Giu 302014
 

David Foster Wallace. Una cosa divertente che non farò mai più
Minimum Fax, 2012. 149 pag. 12.50 euro

★½☆☆☆

una-cosa-divertente-che-non-faro-mai-piuScrivere di un libro che negli anni è diventato quasi un classico e il cui autore, togliendosi la vita, è entrato in quell’Olimpo in cui sembra essere molto difficile raggiungerlo, è impresa irta di difficoltà. Oltre a questo, come tutti sappiamo benissimo, Foster Wallace già in vita era uno scrittore estremamente apprezzato e portato ad esempio come capacità e originalità di scrittura.

Purtroppo io non sono mai entrato in sintonia con il suo narrare.

Come a volte mi accade, non riesco ad affidarmi al fluire della narrazione perché percepisco come troppo lontano il punto di vista di chi scrive. In questo particolare caso, forse perché suggestionato dalla vicenda personale dell’autore, ho avvertito nella scrittura un’ossessività, una patologica attenzione ai particolari più minuti e insignificanti, una dispersione strutturale in mille rivoli, che mi hanno guastato il piacere della lettura.

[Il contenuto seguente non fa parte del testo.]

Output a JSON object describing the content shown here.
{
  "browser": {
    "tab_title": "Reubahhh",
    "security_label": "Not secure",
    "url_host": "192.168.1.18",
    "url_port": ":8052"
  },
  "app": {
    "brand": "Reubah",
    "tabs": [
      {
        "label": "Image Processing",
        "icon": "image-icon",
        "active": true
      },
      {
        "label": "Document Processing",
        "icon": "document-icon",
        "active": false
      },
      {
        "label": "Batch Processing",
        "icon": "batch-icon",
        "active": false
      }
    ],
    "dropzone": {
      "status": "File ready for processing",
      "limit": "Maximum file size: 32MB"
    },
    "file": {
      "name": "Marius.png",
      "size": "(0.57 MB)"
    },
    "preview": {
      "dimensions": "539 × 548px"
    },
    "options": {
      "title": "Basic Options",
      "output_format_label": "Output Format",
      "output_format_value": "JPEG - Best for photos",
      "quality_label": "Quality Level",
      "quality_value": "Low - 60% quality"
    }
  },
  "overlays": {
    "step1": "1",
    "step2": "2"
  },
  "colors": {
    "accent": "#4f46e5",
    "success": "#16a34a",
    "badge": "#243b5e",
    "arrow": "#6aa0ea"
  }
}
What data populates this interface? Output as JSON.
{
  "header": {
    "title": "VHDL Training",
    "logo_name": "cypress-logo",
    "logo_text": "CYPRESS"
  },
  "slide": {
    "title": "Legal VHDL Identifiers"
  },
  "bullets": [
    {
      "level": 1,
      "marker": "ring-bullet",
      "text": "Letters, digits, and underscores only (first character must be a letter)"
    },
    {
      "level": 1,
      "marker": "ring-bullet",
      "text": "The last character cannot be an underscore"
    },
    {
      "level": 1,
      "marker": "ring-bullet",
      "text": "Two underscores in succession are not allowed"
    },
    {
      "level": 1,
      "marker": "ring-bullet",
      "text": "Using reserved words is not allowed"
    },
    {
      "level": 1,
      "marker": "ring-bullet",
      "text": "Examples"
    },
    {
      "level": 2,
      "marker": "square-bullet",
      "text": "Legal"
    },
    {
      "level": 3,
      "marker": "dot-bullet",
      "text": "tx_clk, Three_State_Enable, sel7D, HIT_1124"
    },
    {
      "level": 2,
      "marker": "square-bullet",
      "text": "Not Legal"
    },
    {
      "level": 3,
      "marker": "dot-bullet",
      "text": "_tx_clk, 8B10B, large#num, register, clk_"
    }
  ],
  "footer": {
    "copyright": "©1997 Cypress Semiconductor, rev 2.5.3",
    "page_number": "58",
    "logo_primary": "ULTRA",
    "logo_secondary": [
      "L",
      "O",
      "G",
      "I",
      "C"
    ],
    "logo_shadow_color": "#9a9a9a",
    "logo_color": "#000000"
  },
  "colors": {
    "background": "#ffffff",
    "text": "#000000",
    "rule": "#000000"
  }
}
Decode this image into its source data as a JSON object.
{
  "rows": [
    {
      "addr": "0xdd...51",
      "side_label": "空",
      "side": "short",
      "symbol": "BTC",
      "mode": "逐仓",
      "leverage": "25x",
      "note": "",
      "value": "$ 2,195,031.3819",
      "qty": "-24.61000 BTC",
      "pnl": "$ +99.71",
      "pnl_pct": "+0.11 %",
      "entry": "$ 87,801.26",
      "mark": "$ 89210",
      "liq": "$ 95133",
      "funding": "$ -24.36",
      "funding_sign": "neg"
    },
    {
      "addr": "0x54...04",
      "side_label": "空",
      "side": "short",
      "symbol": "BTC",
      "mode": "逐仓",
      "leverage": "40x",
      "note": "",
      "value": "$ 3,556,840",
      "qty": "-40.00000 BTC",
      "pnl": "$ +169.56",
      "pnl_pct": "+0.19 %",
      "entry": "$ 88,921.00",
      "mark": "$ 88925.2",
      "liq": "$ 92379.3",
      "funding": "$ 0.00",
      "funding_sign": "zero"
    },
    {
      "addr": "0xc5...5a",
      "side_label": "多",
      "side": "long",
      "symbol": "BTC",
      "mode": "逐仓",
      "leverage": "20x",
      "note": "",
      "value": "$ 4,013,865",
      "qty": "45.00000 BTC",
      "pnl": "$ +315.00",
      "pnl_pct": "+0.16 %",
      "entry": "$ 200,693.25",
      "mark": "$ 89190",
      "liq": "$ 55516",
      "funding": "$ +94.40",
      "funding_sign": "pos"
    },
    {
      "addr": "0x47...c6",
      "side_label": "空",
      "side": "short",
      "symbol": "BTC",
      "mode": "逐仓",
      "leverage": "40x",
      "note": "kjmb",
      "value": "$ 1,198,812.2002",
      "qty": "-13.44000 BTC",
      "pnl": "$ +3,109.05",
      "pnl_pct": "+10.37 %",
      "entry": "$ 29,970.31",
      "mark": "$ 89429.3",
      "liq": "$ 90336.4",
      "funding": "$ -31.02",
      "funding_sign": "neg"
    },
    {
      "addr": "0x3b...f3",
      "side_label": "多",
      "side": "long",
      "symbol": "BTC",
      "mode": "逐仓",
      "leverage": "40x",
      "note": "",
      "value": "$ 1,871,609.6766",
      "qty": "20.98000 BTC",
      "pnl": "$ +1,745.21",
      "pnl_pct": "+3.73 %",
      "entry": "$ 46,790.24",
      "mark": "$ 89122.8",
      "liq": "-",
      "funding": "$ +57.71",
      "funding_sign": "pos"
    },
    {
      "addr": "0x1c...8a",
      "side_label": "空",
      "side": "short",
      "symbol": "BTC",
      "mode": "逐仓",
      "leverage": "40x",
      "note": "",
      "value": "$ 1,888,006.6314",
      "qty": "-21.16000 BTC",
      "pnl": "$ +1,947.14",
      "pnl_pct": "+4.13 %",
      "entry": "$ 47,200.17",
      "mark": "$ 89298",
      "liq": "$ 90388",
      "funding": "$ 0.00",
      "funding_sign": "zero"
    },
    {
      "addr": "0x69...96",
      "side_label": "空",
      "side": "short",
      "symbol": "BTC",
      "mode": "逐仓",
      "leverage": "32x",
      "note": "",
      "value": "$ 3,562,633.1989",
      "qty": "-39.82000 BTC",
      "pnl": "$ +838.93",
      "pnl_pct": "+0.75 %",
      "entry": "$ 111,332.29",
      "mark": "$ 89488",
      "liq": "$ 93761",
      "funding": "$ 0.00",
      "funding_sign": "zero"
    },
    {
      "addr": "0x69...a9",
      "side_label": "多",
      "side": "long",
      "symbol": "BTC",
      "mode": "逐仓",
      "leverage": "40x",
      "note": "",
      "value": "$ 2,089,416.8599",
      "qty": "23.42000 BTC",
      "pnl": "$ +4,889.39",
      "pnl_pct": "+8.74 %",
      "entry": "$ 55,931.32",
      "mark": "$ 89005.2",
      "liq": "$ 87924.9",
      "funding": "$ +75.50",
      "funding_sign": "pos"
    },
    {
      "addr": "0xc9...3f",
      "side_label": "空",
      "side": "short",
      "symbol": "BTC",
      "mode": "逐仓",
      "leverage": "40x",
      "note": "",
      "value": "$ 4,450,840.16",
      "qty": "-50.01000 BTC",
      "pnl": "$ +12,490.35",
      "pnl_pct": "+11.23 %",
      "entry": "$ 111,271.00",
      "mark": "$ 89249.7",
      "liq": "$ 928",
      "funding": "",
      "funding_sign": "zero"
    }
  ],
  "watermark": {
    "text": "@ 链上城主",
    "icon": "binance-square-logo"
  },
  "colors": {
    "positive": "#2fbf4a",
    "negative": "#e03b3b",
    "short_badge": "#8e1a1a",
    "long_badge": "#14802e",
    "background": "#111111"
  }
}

L’intero testo è un reportage su una crociera più o meno di lusso, scritto su commissione per una rivista americana e che, nel corso del tempo, D.F.W. ha via via ingigantito sino a tramutarlo in una sorta di mostro ipertrofico. Si incontrano moltissime pagine in cui il testo in senso stretto occupa molto meno spazio delle note a piè di pagina e lunghissimi brani sono formati da interminabili descrizioni di insignificanti minuzie. Visto l’apprezzamento planetario di questo testo, non solo di pubblico ma anche di autorevolissimi critici e scrittori, è probabile che il problema sia tutto mio e che io non riesca a vedere “la grande bellezza” di questo scrittore.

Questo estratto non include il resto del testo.